ABSTRACT Toni Morrison’s novel Beloved (1987) is a hybrid text: part magic realist and part slave narrative and part history. By narrating the story from the points of view of the characters who are slaves in the novel Morrison succeeds in juxtaposing the realities of slavery with its legacy, thereby interrogating the marginalisation of the African-Americans in the mainstream history. Consequently, Beloved highlights the issues and concerns that directly affect the construction of black femininity and its role in the community of slaves as well as examining the historical pressure brought to bear on the configuration of contemporary African-American womanhood. Of course, there are many novels which deal with the theme of slavery. But Morrison believes that they are silence about many things like the identity crisis, the role of memory etc. What this paper seeks to explore is how Morrison's Beloved gives a proper subaltern voice to the marginalised characters in order to justify their points of view.
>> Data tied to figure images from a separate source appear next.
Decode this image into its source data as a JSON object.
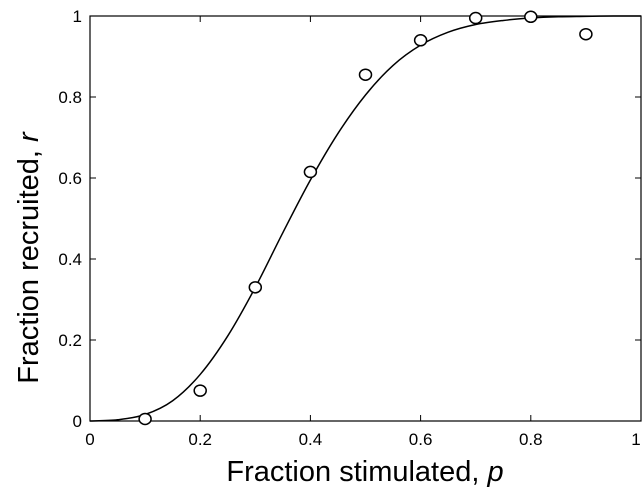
{
  "chart_data": {
    "type": "scatter",
    "title": "",
    "xlabel": "Fraction stimulated, ",
    "xlabel_var": "p",
    "ylabel": "Fraction recruited, ",
    "ylabel_var": "r",
    "xlim": [
      0,
      1
    ],
    "ylim": [
      0,
      1
    ],
    "xticks": [
      0,
      0.2,
      0.4,
      0.6,
      0.8,
      1
    ],
    "xtick_labels": [
      "0",
      "0.2",
      "0.4",
      "0.6",
      "0.8",
      "1"
    ],
    "yticks": [
      0,
      0.2,
      0.4,
      0.6,
      0.8,
      1
    ],
    "ytick_labels": [
      "0",
      "0.2",
      "0.4",
      "0.6",
      "0.8",
      "1"
    ],
    "grid": false,
    "legend": "none",
    "series": [
      {
        "kind": "points",
        "marker": "open-circle",
        "x": [
          0.1,
          0.2,
          0.3,
          0.4,
          0.5,
          0.6,
          0.7,
          0.8,
          0.9
        ],
        "y": [
          0.005,
          0.075,
          0.33,
          0.615,
          0.855,
          0.94,
          0.995,
          0.998,
          0.955
        ]
      },
      {
        "kind": "line",
        "x": [
          0,
          0.05,
          0.1,
          0.15,
          0.2,
          0.25,
          0.3,
          0.35,
          0.4,
          0.45,
          0.5,
          0.55,
          0.6,
          0.65,
          0.7,
          0.75,
          0.8,
          0.85,
          0.9,
          0.95,
          1.0
        ],
        "y": [
          0,
          0.003,
          0.016,
          0.05,
          0.115,
          0.21,
          0.33,
          0.465,
          0.595,
          0.71,
          0.805,
          0.878,
          0.928,
          0.96,
          0.979,
          0.989,
          0.995,
          0.998,
          0.999,
          1.0,
          1.0
        ]
      }
    ]
  }
}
KEYWORDS: Subaltern; Marginal; Slavery; Identity; Historiography INTRODUCTION The term ‘subaltern’ was first coined by the Italian Marxist critic Antonio Gramsci to refer to the marginalised classes in a society. He has also opined that the term is not restricted to the economically subversive subjects of the society; rather it also refers to all the persons who have been denied their subjectivity on the basis of gender, sexuality, education or race. Gramsci’s notion of the subaltern has influenced several intellectual thinkers of the twentieth century. But the term became popular, as we see now, with its application by a group of Indian communist historians, and the most important among them was Ranajit Guha. These postcolonial Indian historians have deployed the term subaltern in order to dig out the repressed voices of the marginalized communities or individuals from the traditional historiographies. In short, subaltern studies, was an attempt to write history from below. Nowadays the term subaltern has made its journey from historiography and postcolonialism to deconstruction and Foucauldian notion of power. Power plays a vital role to create the identity of the subaltern subject. An elite individual can also be a subaltern figure in a group. Here the determining factor is not economy but power. For example, the character of Amla in Anita Desai’s Voices in the City is an intellectual subaltern. She is educated and not at all economically poor, but she is the subaltern figure in the novel because she has no agency to speak. This concept of agency is a debatable issue. Critics like Gayatri Chakravorty Spivak, Harish Trivedi and many others have commented much upon it.